By late in the decade, Republican conservatives actively fought for this constituency. As Chilton Williamson wrote in National Review in 1978, “[P]opulist conservatism … is winning far more sympathy from the Old Right in the 1970s than it ever enjoyed in the Sixties when it spoke in the accents of George Wallace. No doubt this is owing in part to the tempting success of President Carter’s delicately orchestrated campaign of beer, grits, baptismal water and STP.”
Herein lies the destructive power of Middle America. It has traveled from Nixon to Reagan to both Bushes to Trump, remaking the national Republican Party as an entity fusing right-wing populism to neoliberal imperatives. But it shaped the Democratic Party over time as well, from centrist Democrats’ appeal to “the real majority” in response to McGovern in 1972 to the Democratic Leadership Council that gained dominance in the wake of Michael Dukakis’s loss to George H.W. Bush in 1988.
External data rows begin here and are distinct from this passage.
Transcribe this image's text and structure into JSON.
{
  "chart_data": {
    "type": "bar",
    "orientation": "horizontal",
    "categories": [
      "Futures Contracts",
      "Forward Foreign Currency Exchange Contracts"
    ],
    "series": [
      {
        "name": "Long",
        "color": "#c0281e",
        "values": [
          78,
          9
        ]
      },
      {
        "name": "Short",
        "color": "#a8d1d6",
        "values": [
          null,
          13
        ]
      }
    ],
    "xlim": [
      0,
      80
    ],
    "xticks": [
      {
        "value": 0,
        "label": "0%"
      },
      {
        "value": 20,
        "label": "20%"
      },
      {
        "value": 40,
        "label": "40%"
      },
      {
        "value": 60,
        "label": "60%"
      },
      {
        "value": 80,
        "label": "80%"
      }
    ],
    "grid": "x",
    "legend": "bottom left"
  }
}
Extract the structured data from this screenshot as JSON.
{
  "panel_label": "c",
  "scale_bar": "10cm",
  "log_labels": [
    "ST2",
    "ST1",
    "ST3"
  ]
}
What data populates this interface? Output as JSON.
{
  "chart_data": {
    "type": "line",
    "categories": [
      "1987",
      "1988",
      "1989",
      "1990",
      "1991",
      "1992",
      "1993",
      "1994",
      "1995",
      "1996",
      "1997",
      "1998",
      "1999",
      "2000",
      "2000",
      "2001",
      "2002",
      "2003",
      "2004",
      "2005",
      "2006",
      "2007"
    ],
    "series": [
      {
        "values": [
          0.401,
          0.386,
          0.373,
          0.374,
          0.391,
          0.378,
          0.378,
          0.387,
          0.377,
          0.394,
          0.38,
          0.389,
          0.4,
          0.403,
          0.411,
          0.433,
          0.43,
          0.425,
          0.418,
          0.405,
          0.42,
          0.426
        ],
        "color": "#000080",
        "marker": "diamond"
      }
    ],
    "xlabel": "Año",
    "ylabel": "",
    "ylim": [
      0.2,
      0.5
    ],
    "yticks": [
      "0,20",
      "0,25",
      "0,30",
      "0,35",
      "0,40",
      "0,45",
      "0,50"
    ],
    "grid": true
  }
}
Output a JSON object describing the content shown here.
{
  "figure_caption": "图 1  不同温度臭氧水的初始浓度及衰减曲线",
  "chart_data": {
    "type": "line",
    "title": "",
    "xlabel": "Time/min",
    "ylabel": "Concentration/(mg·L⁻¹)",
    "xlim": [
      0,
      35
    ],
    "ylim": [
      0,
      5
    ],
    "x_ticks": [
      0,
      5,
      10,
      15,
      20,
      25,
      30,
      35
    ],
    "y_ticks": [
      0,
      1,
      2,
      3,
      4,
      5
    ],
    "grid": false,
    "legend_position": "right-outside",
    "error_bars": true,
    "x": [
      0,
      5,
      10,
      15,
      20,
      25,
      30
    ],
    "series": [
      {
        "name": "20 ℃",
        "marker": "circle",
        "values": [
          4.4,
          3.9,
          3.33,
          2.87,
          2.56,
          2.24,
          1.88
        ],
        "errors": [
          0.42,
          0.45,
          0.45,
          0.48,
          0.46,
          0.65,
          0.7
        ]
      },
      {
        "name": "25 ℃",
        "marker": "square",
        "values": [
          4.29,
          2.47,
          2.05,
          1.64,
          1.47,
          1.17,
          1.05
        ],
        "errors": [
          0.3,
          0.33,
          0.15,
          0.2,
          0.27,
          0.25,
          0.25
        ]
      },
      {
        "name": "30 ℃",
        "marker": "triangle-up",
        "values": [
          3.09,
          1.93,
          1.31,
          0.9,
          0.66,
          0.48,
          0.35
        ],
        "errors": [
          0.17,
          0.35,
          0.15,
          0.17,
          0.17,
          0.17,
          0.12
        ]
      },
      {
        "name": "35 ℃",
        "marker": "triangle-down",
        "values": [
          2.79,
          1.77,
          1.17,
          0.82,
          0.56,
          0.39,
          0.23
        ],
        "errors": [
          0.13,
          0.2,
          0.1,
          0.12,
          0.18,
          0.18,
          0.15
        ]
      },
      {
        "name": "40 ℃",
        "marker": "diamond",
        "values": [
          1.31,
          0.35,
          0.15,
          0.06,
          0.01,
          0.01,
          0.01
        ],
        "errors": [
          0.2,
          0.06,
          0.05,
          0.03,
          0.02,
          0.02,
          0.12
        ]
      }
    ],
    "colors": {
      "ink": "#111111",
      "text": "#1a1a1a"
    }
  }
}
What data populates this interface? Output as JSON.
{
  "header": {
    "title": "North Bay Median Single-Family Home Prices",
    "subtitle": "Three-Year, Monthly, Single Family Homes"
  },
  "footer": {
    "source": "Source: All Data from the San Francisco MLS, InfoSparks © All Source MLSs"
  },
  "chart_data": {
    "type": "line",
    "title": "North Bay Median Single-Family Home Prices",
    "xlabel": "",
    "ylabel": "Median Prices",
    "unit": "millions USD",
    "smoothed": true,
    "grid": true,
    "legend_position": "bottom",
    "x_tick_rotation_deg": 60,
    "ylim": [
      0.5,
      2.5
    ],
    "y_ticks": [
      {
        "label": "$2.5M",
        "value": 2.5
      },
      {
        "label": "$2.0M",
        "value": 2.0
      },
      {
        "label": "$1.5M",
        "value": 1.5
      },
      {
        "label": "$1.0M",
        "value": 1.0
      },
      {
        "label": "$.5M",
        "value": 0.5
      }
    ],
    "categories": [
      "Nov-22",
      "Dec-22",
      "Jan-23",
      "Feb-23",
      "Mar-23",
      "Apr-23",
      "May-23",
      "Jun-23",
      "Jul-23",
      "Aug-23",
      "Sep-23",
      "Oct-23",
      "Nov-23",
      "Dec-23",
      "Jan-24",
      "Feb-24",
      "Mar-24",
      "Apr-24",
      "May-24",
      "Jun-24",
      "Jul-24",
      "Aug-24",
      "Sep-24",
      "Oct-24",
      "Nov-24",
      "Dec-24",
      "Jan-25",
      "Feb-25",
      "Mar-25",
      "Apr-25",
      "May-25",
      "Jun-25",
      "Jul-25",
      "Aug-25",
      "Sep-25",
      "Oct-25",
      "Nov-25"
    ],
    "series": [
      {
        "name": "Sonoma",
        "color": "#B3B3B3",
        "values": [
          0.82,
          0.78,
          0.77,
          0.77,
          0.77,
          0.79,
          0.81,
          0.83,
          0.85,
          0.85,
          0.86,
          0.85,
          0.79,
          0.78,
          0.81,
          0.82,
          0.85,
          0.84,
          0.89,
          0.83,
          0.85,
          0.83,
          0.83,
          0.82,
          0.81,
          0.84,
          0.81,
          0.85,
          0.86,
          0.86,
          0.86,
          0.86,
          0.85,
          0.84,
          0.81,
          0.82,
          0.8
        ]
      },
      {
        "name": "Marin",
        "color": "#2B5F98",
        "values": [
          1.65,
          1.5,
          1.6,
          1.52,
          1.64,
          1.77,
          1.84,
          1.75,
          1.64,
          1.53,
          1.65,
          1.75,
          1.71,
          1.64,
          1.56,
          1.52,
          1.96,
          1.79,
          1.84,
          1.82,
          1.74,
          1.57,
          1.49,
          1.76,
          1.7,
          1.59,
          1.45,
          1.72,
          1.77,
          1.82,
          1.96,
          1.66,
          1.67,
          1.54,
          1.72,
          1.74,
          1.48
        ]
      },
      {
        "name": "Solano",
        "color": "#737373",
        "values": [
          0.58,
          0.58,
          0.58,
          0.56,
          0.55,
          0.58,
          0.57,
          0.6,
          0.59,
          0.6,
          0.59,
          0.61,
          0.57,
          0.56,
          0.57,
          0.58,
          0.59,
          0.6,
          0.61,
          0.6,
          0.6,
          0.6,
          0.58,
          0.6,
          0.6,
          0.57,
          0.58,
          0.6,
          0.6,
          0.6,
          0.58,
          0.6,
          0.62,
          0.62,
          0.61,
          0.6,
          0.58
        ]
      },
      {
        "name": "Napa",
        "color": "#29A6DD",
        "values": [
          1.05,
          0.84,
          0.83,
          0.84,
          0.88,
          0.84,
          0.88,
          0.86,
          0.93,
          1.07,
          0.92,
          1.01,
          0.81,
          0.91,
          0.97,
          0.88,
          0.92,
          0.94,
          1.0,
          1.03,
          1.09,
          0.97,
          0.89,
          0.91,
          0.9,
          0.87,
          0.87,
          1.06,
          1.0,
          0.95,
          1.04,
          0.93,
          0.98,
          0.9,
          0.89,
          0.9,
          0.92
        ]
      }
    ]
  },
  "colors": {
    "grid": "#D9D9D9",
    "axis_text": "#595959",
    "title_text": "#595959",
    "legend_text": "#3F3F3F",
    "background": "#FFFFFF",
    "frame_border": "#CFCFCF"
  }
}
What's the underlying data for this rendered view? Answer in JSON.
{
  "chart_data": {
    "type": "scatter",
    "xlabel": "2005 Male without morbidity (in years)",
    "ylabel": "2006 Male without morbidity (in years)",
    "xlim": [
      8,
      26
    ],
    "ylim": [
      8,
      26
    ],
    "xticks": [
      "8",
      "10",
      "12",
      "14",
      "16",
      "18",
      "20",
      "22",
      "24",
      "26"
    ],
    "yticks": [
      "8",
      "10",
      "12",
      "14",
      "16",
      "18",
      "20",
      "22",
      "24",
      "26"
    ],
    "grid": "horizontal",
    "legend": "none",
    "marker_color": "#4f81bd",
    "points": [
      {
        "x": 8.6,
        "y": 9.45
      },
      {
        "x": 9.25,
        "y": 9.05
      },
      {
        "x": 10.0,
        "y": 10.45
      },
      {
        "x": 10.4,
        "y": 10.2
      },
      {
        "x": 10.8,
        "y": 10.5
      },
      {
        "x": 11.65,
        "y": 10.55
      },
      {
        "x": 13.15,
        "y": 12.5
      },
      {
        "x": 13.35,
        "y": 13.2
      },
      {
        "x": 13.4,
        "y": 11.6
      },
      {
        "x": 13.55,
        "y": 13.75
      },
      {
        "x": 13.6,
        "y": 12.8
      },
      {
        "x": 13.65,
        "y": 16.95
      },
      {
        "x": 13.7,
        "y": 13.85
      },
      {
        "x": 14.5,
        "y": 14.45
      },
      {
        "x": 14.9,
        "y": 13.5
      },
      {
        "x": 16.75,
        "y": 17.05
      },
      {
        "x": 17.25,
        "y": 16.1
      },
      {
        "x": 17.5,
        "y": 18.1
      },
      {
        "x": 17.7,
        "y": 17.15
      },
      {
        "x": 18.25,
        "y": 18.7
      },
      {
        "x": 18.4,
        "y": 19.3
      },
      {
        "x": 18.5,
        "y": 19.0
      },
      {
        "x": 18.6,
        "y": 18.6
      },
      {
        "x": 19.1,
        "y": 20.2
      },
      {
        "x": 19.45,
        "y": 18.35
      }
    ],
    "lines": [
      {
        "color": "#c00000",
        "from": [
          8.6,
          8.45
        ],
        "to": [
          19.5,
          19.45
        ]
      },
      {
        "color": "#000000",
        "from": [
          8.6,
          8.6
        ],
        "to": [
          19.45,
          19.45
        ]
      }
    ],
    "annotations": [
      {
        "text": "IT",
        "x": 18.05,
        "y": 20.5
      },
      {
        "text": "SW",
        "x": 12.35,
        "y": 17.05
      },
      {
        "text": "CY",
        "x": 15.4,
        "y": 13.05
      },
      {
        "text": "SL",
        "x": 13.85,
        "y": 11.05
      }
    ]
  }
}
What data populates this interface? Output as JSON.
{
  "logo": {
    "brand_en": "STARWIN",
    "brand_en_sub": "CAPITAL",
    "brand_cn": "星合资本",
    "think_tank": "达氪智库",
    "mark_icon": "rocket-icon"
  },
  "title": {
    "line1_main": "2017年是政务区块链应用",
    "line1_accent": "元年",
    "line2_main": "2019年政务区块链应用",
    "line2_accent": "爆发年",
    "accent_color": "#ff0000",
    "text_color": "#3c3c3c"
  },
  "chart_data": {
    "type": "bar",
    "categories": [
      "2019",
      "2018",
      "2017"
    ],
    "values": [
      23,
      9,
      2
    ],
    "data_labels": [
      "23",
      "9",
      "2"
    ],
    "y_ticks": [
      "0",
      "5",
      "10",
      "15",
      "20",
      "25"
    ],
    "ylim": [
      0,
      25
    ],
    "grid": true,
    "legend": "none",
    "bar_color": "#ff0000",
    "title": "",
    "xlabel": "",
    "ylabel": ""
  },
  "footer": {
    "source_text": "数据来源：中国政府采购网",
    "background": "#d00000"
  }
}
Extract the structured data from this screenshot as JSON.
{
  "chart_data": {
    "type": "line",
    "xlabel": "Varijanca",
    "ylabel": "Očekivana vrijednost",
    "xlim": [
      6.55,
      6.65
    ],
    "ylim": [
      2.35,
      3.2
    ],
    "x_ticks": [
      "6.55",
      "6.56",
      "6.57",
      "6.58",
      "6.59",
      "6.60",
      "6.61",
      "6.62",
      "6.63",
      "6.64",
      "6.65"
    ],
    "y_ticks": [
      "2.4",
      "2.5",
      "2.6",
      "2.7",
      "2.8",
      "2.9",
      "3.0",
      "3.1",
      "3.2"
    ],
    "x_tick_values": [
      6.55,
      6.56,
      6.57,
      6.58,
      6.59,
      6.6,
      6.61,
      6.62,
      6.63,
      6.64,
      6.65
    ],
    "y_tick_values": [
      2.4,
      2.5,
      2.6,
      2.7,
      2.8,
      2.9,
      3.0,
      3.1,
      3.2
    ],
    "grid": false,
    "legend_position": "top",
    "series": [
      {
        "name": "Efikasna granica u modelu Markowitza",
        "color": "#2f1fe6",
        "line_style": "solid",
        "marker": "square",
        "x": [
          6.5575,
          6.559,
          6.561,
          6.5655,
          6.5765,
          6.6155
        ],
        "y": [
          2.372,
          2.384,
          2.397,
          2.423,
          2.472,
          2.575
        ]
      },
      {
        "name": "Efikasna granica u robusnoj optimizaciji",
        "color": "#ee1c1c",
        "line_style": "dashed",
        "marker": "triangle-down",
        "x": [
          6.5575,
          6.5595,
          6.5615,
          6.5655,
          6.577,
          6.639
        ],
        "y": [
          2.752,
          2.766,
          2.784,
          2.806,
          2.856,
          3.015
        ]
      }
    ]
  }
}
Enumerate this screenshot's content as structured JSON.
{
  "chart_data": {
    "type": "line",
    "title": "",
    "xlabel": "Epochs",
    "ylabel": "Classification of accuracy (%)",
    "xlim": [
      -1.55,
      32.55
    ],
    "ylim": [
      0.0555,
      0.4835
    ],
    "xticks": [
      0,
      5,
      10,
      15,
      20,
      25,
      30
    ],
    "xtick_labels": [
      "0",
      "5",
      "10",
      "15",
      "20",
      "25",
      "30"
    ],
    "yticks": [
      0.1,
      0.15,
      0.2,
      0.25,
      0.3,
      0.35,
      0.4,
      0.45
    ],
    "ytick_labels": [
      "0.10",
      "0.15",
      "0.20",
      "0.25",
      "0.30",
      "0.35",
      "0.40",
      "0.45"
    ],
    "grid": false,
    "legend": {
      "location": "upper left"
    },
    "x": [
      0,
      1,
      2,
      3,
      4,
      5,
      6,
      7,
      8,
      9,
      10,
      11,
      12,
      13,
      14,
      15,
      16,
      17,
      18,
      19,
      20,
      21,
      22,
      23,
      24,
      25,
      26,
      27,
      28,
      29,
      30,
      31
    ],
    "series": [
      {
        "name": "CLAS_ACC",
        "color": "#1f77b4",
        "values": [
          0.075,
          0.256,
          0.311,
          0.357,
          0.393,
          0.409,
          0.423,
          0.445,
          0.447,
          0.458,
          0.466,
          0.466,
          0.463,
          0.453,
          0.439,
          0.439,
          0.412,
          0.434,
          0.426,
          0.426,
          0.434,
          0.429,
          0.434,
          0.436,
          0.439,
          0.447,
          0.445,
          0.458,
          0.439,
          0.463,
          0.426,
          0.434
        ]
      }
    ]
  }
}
The United States has long considered itself a middle-class nation, and its main political traditions – at least since Andrew Jackson – are anchored in the notion that political representation and authority should derive from majoritarianism. And historically this majority has been defined white, Christian, and propertarian.
In the 1830s Alexis de Tocqueville aptly described the political identity of the American middle as “these eager and apprehensive men of small property” who will always oppose revolution.” But while Tocqueville described a general phenomenon which accompanied the expansion of equality of conditions, this middle was first mobilized politically in Andrew Jackson’s campaigns of that era. Jacksonianism appealed to both white settlers on the frontier and the emerging urban Euro-American working class by attacking patrician Whigs, and defending both slavery and Indian removal. This “herrenvolk republicanism” as historian David Roediger called it, was an assertion of small-holding, homesteading, and laboring whites as the virtuous producers of society.
The iterations of middleness have gone left and right, only nominally challenged within the context of white sovereignty – or what W.E.B. Du Bois called “democratic despotism.” We see it in the populist response to the Gilded Age and the rise of the corporation. There, the producer was contrasted to the parasitic plutocrat, steeped in American traditions of autonomy as freedom. It was simultaneously the language of William Graham Sumner’s deeply reactionary ‘forgotten man’: “He is the simple, honest laborer, ready to earn his living by productive work. We pass him by because he is independent, self-supporting, and asks no favors. He does not appeal to the emotions or excite the sentiments. He only wants to make a contract and fulfill it, with respect on both sides and favor on neither side.”
The Silent Majority is no longer a majority, and the Middle is fast disappearing in this new Gilded Age. Under these conditions, the right has become increasingly militant in its commitments. That is why appeals to reconciliation, such as Springsteen’s Jeep ad, are appeasement with something increasingly dangerous.